AGEVOLAZIONE | INTERVENTI AMMESSI | BENEFICIO FISCALE | LIMITE SPESA | SCADENZA |
IVA agevolata — manutenzione ordinaria/straordinaria | Sostituzione infissi, serramenti, tapparelle su abitazioni residenziali | IVA 10% su prestazioni di servizi | Nessun limite | Nessuna |
IVA agevolata — restauro e ristrutturazione | Infissi, serramenti e beni finiti nell’ambito di restauro/ristrutturazione | IVA 10% su servizi e beni finiti | Nessun limite | Nessuna |
Ecobonus — infissi con miglioramento energetico | Sostituzione infissi, portefinestre, tapparelle, veneziane con miglioramento trasmittanza Uw | Detrazione IRPEF/IRES 50% | 60.000 € | 31/12/2026 |
Bonus Casa — abitazione principale | Manutenzione straordinaria, restauro, ristrutturazione — proprietario/diritto reale | Detrazione IRPEF 50% | 96.000 € | 31/12/2026 |
Bonus Casa — altri casi | Seconde case, locatari, comodatari, familiari conviventi non proprietari | Detrazione IRPEF 36% | 96.000 € | 31/12/2026 |
Interessi passivi su mutui per ristrutturazione | Mutui ipotecari dal 1998 per ristrutturazione/costruzione abitazione principale | Detrazione IRPEF 19% | Max 2.582 € | Nessuna |
Nota: Bonus Casa ed Ecobonus non sono cumulabili per le stesse spese.

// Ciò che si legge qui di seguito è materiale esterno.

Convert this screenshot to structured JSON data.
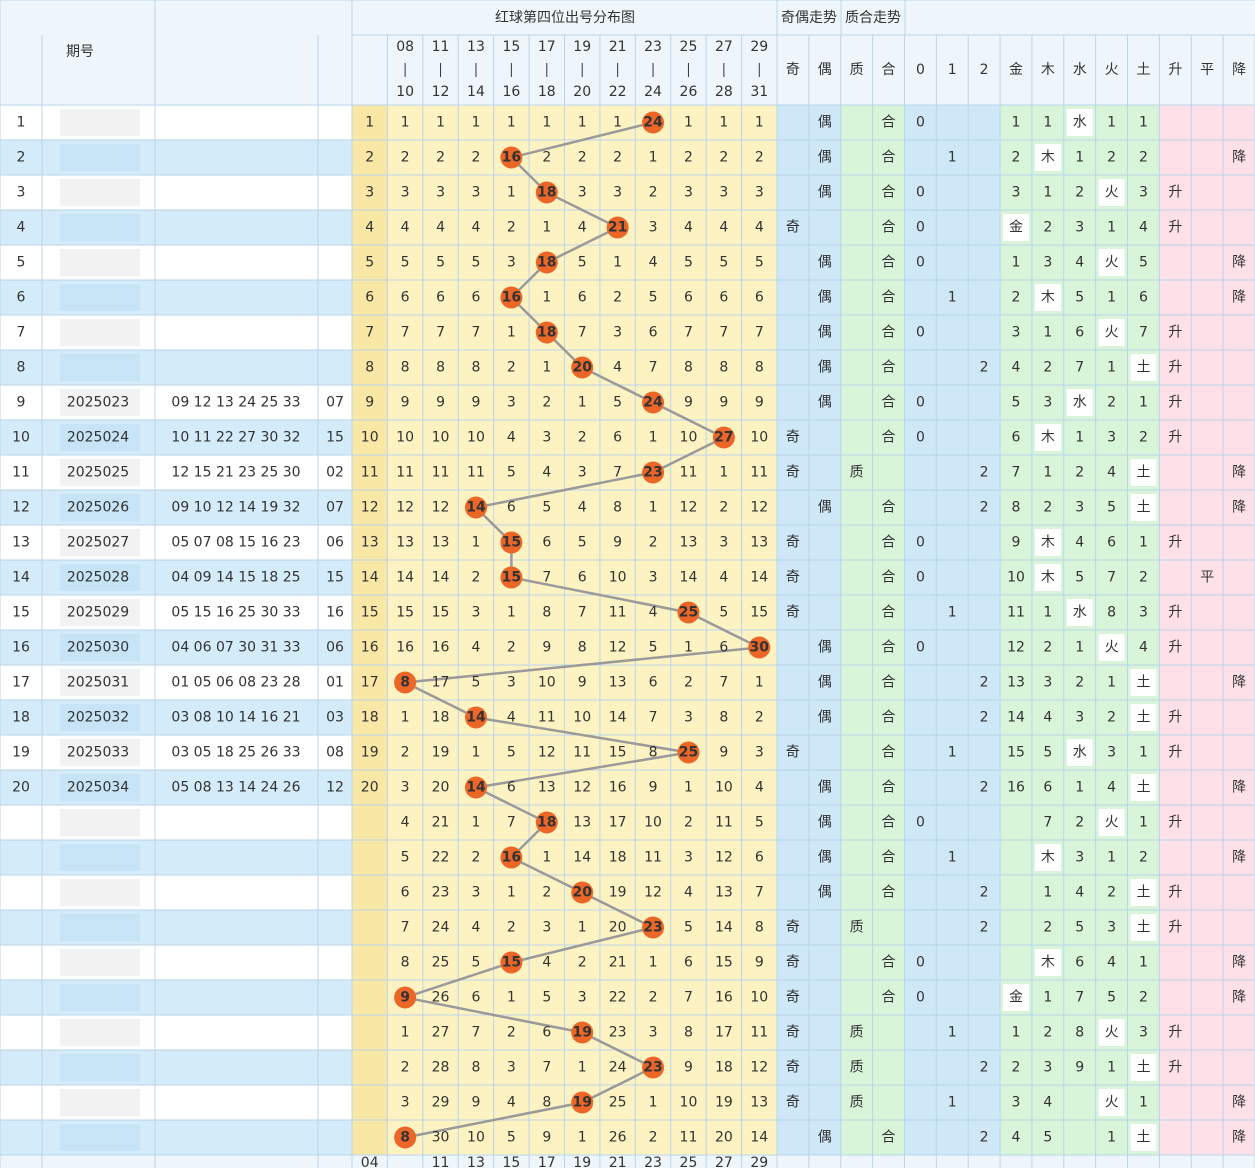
{
  "header": {
    "title": "红球第四位出号分布图",
    "parity_title": "奇偶走势",
    "pc_title": "质合走势",
    "issue_label": "期号",
    "columns": [
      "奇",
      "偶",
      "质",
      "合",
      "0",
      "1",
      "2",
      "金",
      "木",
      "水",
      "火",
      "土",
      "升",
      "平",
      "降"
    ],
    "pos_heads": [
      [
        null,
        null
      ],
      [
        "08",
        "10"
      ],
      [
        "11",
        "12"
      ],
      [
        "13",
        "14"
      ],
      [
        "15",
        "16"
      ],
      [
        "17",
        "18"
      ],
      [
        "19",
        "20"
      ],
      [
        "21",
        "22"
      ],
      [
        "23",
        "24"
      ],
      [
        "25",
        "26"
      ],
      [
        "27",
        "28"
      ],
      [
        "29",
        "31"
      ]
    ],
    "pos_foot": [
      "04",
      null,
      "11",
      "13",
      "15",
      "17",
      "19",
      "21",
      "23",
      "25",
      "27",
      "29"
    ]
  },
  "rows": [
    {
      "no": 1,
      "issue": null,
      "red": null,
      "blue": null,
      "pos": [
        1,
        1,
        1,
        1,
        1,
        1,
        1,
        1,
        {
          "ball": 24
        },
        1,
        1,
        1
      ],
      "parity": "偶",
      "pc": "合",
      "rem": 0,
      "wx": [
        1,
        1,
        "水",
        1,
        1
      ],
      "trend": null
    },
    {
      "no": 2,
      "issue": null,
      "red": null,
      "blue": null,
      "pos": [
        2,
        2,
        2,
        2,
        {
          "ball": 16
        },
        2,
        2,
        2,
        1,
        2,
        2,
        2
      ],
      "parity": "偶",
      "pc": "合",
      "rem": 1,
      "wx": [
        2,
        "木",
        1,
        2,
        2
      ],
      "trend": "降"
    },
    {
      "no": 3,
      "issue": null,
      "red": null,
      "blue": null,
      "pos": [
        3,
        3,
        3,
        3,
        1,
        {
          "ball": 18
        },
        3,
        3,
        2,
        3,
        3,
        3
      ],
      "parity": "偶",
      "pc": "合",
      "rem": 0,
      "wx": [
        3,
        1,
        2,
        "火",
        3
      ],
      "trend": "升"
    },
    {
      "no": 4,
      "issue": null,
      "red": null,
      "blue": null,
      "pos": [
        4,
        4,
        4,
        4,
        2,
        1,
        4,
        {
          "ball": 21
        },
        3,
        4,
        4,
        4
      ],
      "parity": "奇",
      "pc": "合",
      "rem": 0,
      "wx": [
        "金",
        2,
        3,
        1,
        4
      ],
      "trend": "升"
    },
    {
      "no": 5,
      "issue": null,
      "red": null,
      "blue": null,
      "pos": [
        5,
        5,
        5,
        5,
        3,
        {
          "ball": 18
        },
        5,
        1,
        4,
        5,
        5,
        5
      ],
      "parity": "偶",
      "pc": "合",
      "rem": 0,
      "wx": [
        1,
        3,
        4,
        "火",
        5
      ],
      "trend": "降"
    },
    {
      "no": 6,
      "issue": null,
      "red": null,
      "blue": null,
      "pos": [
        6,
        6,
        6,
        6,
        {
          "ball": 16
        },
        1,
        6,
        2,
        5,
        6,
        6,
        6
      ],
      "parity": "偶",
      "pc": "合",
      "rem": 1,
      "wx": [
        2,
        "木",
        5,
        1,
        6
      ],
      "trend": "降"
    },
    {
      "no": 7,
      "issue": null,
      "red": null,
      "blue": null,
      "pos": [
        7,
        7,
        7,
        7,
        1,
        {
          "ball": 18
        },
        7,
        3,
        6,
        7,
        7,
        7
      ],
      "parity": "偶",
      "pc": "合",
      "rem": 0,
      "wx": [
        3,
        1,
        6,
        "火",
        7
      ],
      "trend": "升"
    },
    {
      "no": 8,
      "issue": null,
      "red": null,
      "blue": null,
      "pos": [
        8,
        8,
        8,
        8,
        2,
        1,
        {
          "ball": 20
        },
        4,
        7,
        8,
        8,
        8
      ],
      "parity": "偶",
      "pc": "合",
      "rem": 2,
      "wx": [
        4,
        2,
        7,
        1,
        "土"
      ],
      "trend": "升"
    },
    {
      "no": 9,
      "issue": "2025023",
      "red": "09 12 13 24 25 33",
      "blue": "07",
      "pos": [
        9,
        9,
        9,
        9,
        3,
        2,
        1,
        5,
        {
          "ball": 24
        },
        9,
        9,
        9
      ],
      "parity": "偶",
      "pc": "合",
      "rem": 0,
      "wx": [
        5,
        3,
        "水",
        2,
        1
      ],
      "trend": "升"
    },
    {
      "no": 10,
      "issue": "2025024",
      "red": "10 11 22 27 30 32",
      "blue": "15",
      "pos": [
        10,
        10,
        10,
        10,
        4,
        3,
        2,
        6,
        1,
        10,
        {
          "ball": 27
        },
        10
      ],
      "parity": "奇",
      "pc": "合",
      "rem": 0,
      "wx": [
        6,
        "木",
        1,
        3,
        2
      ],
      "trend": "升"
    },
    {
      "no": 11,
      "issue": "2025025",
      "red": "12 15 21 23 25 30",
      "blue": "02",
      "pos": [
        11,
        11,
        11,
        11,
        5,
        4,
        3,
        7,
        {
          "ball": 23
        },
        11,
        1,
        11
      ],
      "parity": "奇",
      "pc": "质",
      "rem": 2,
      "wx": [
        7,
        1,
        2,
        4,
        "土"
      ],
      "trend": "降"
    },
    {
      "no": 12,
      "issue": "2025026",
      "red": "09 10 12 14 19 32",
      "blue": "07",
      "pos": [
        12,
        12,
        12,
        {
          "ball": 14
        },
        6,
        5,
        4,
        8,
        1,
        12,
        2,
        12
      ],
      "parity": "偶",
      "pc": "合",
      "rem": 2,
      "wx": [
        8,
        2,
        3,
        5,
        "土"
      ],
      "trend": "降"
    },
    {
      "no": 13,
      "issue": "2025027",
      "red": "05 07 08 15 16 23",
      "blue": "06",
      "pos": [
        13,
        13,
        13,
        1,
        {
          "ball": 15
        },
        6,
        5,
        9,
        2,
        13,
        3,
        13
      ],
      "parity": "奇",
      "pc": "合",
      "rem": 0,
      "wx": [
        9,
        "木",
        4,
        6,
        1
      ],
      "trend": "升"
    },
    {
      "no": 14,
      "issue": "2025028",
      "red": "04 09 14 15 18 25",
      "blue": "15",
      "pos": [
        14,
        14,
        14,
        2,
        {
          "ball": 15
        },
        7,
        6,
        10,
        3,
        14,
        4,
        14
      ],
      "parity": "奇",
      "pc": "合",
      "rem": 0,
      "wx": [
        10,
        "木",
        5,
        7,
        2
      ],
      "trend": "平"
    },
    {
      "no": 15,
      "issue": "2025029",
      "red": "05 15 16 25 30 33",
      "blue": "16",
      "pos": [
        15,
        15,
        15,
        3,
        1,
        8,
        7,
        11,
        4,
        {
          "ball": 25
        },
        5,
        15
      ],
      "parity": "奇",
      "pc": "合",
      "rem": 1,
      "wx": [
        11,
        1,
        "水",
        8,
        3
      ],
      "trend": "升"
    },
    {
      "no": 16,
      "issue": "2025030",
      "red": "04 06 07 30 31 33",
      "blue": "06",
      "pos": [
        16,
        16,
        16,
        4,
        2,
        9,
        8,
        12,
        5,
        1,
        6,
        {
          "ball": 30
        }
      ],
      "parity": "偶",
      "pc": "合",
      "rem": 0,
      "wx": [
        12,
        2,
        1,
        "火",
        4
      ],
      "trend": "升"
    },
    {
      "no": 17,
      "issue": "2025031",
      "red": "01 05 06 08 23 28",
      "blue": "01",
      "pos": [
        17,
        {
          "ball": 8
        },
        17,
        5,
        3,
        10,
        9,
        13,
        6,
        2,
        7,
        1
      ],
      "parity": "偶",
      "pc": "合",
      "rem": 2,
      "wx": [
        13,
        3,
        2,
        1,
        "土"
      ],
      "trend": "降"
    },
    {
      "no": 18,
      "issue": "2025032",
      "red": "03 08 10 14 16 21",
      "blue": "03",
      "pos": [
        18,
        1,
        18,
        {
          "ball": 14
        },
        4,
        11,
        10,
        14,
        7,
        3,
        8,
        2
      ],
      "parity": "偶",
      "pc": "合",
      "rem": 2,
      "wx": [
        14,
        4,
        3,
        2,
        "土"
      ],
      "trend": "升"
    },
    {
      "no": 19,
      "issue": "2025033",
      "red": "03 05 18 25 26 33",
      "blue": "08",
      "pos": [
        19,
        2,
        19,
        1,
        5,
        12,
        11,
        15,
        8,
        {
          "ball": 25
        },
        9,
        3
      ],
      "parity": "奇",
      "pc": "合",
      "rem": 1,
      "wx": [
        15,
        5,
        "水",
        3,
        1
      ],
      "trend": "升"
    },
    {
      "no": 20,
      "issue": "2025034",
      "red": "05 08 13 14 24 26",
      "blue": "12",
      "pos": [
        20,
        3,
        20,
        {
          "ball": 14
        },
        6,
        13,
        12,
        16,
        9,
        1,
        10,
        4
      ],
      "parity": "偶",
      "pc": "合",
      "rem": 2,
      "wx": [
        16,
        6,
        1,
        4,
        "土"
      ],
      "trend": "降"
    },
    {
      "no": null,
      "issue": null,
      "red": null,
      "blue": null,
      "pos": [
        null,
        4,
        21,
        1,
        7,
        {
          "ball": 18
        },
        13,
        17,
        10,
        2,
        11,
        5
      ],
      "parity": "偶",
      "pc": "合",
      "rem": 0,
      "wx": [
        null,
        7,
        2,
        "火",
        1
      ],
      "trend": "升"
    },
    {
      "no": null,
      "issue": null,
      "red": null,
      "blue": null,
      "pos": [
        null,
        5,
        22,
        2,
        {
          "ball": 16
        },
        1,
        14,
        18,
        11,
        3,
        12,
        6
      ],
      "parity": "偶",
      "pc": "合",
      "rem": 1,
      "wx": [
        null,
        "木",
        3,
        1,
        2
      ],
      "trend": "降"
    },
    {
      "no": null,
      "issue": null,
      "red": null,
      "blue": null,
      "pos": [
        null,
        6,
        23,
        3,
        1,
        2,
        {
          "ball": 20
        },
        19,
        12,
        4,
        13,
        7
      ],
      "parity": "偶",
      "pc": "合",
      "rem": 2,
      "wx": [
        null,
        1,
        4,
        2,
        "土"
      ],
      "trend": "升"
    },
    {
      "no": null,
      "issue": null,
      "red": null,
      "blue": null,
      "pos": [
        null,
        7,
        24,
        4,
        2,
        3,
        1,
        20,
        {
          "ball": 23
        },
        5,
        14,
        8
      ],
      "parity": "奇",
      "pc": "质",
      "rem": 2,
      "wx": [
        null,
        2,
        5,
        3,
        "土"
      ],
      "trend": "升"
    },
    {
      "no": null,
      "issue": null,
      "red": null,
      "blue": null,
      "pos": [
        null,
        8,
        25,
        5,
        {
          "ball": 15
        },
        4,
        2,
        21,
        1,
        6,
        15,
        9
      ],
      "parity": "奇",
      "pc": "合",
      "rem": 0,
      "wx": [
        null,
        "木",
        6,
        4,
        1
      ],
      "trend": "降"
    },
    {
      "no": null,
      "issue": null,
      "red": null,
      "blue": null,
      "pos": [
        null,
        {
          "ball": 9
        },
        26,
        6,
        1,
        5,
        3,
        22,
        2,
        7,
        16,
        10
      ],
      "parity": "奇",
      "pc": "合",
      "rem": 0,
      "wx": [
        "金",
        1,
        7,
        5,
        2
      ],
      "trend": "降"
    },
    {
      "no": null,
      "issue": null,
      "red": null,
      "blue": null,
      "pos": [
        null,
        1,
        27,
        7,
        2,
        6,
        {
          "ball": 19
        },
        23,
        3,
        8,
        17,
        11
      ],
      "parity": "奇",
      "pc": "质",
      "rem": 1,
      "wx": [
        1,
        2,
        8,
        "火",
        3
      ],
      "trend": "升"
    },
    {
      "no": null,
      "issue": null,
      "red": null,
      "blue": null,
      "pos": [
        null,
        2,
        28,
        8,
        3,
        7,
        1,
        24,
        {
          "ball": 23
        },
        9,
        18,
        12
      ],
      "parity": "奇",
      "pc": "质",
      "rem": 2,
      "wx": [
        2,
        3,
        9,
        1,
        "土"
      ],
      "trend": "升"
    },
    {
      "no": null,
      "issue": null,
      "red": null,
      "blue": null,
      "pos": [
        null,
        3,
        29,
        9,
        4,
        8,
        {
          "ball": 19
        },
        25,
        1,
        10,
        19,
        13
      ],
      "parity": "奇",
      "pc": "质",
      "rem": 1,
      "wx": [
        3,
        4,
        null,
        "火",
        1
      ],
      "trend": "降"
    },
    {
      "no": null,
      "issue": null,
      "red": null,
      "blue": null,
      "pos": [
        null,
        {
          "ball": 8
        },
        30,
        10,
        5,
        9,
        1,
        26,
        2,
        11,
        20,
        14
      ],
      "parity": "偶",
      "pc": "合",
      "rem": 2,
      "wx": [
        4,
        5,
        null,
        1,
        "土"
      ],
      "trend": "降"
    }
  ]
}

L’IVA agevolata al 10% si applica in aggiunta alle detrazioni IRPEF.
Documenti da Conservare per Ottenere le Detrazioni
Per non perdere il diritto alle detrazioni in caso di controllo fiscale, è fondamentale conservare tutta la documentazione relativa ai lavori effettuati. I contribuenti che usufruiscono del Bonus Casa o dell’Ecobonus per la sostituzione di infissi devono conservare i seguenti documenti:
- Ricevute dei bonifici bancari o postali effettuati per il pagamento dei lavori (bonifico parlante con causale, codice fiscale beneficiario e P. IVA impresa)
- Fatture o ricevute fiscali dell’impresa installatrice relative alle spese sostenute per la sostituzione degli infissi
- Schede tecniche dei prodotti installati, con indicazione della trasmittanza termica (Uw) e della marchiatura CE (obbligatoria per l’Ecobonus)
- Documentazione catastale dell’immobile (visura o domanda di accatastamento se l’immobile non è ancora censito)
- Ricevute di pagamento dell’IMU, se dovuta
- Abilitazioni amministrative richieste dalla legislazione edilizia vigente (CILA, SCIA, permesso di costruire) o, se non richieste, dichiarazione sostitutiva dell’atto di notorietà
- Per interventi su parti comuni condominiali: delibera assembleare di approvazione dei lavori e tabella millesimale di ripartizione delle spese
- Per l’Ecobonus: ricevuta di trasmissione all’ENEA della scheda descrittiva dell’intervento entro 90 giorni dalla fine dei lavori
- Per l’Ecobonus: asseverazione del tecnico abilitato o dichiarazione del produttore attestante il rispetto dei valori di trasmittanza termica richiesti
Questi documenti potrebbero essere richiesti dagli uffici finanziari che controllano le dichiarazioni dei redditi. È consigliabile conservarli per almeno 10 anni dall’ultimo anno in cui si è usufruito della detrazione, ovvero per tutta la durata del periodo di fruizione delle rate annuali.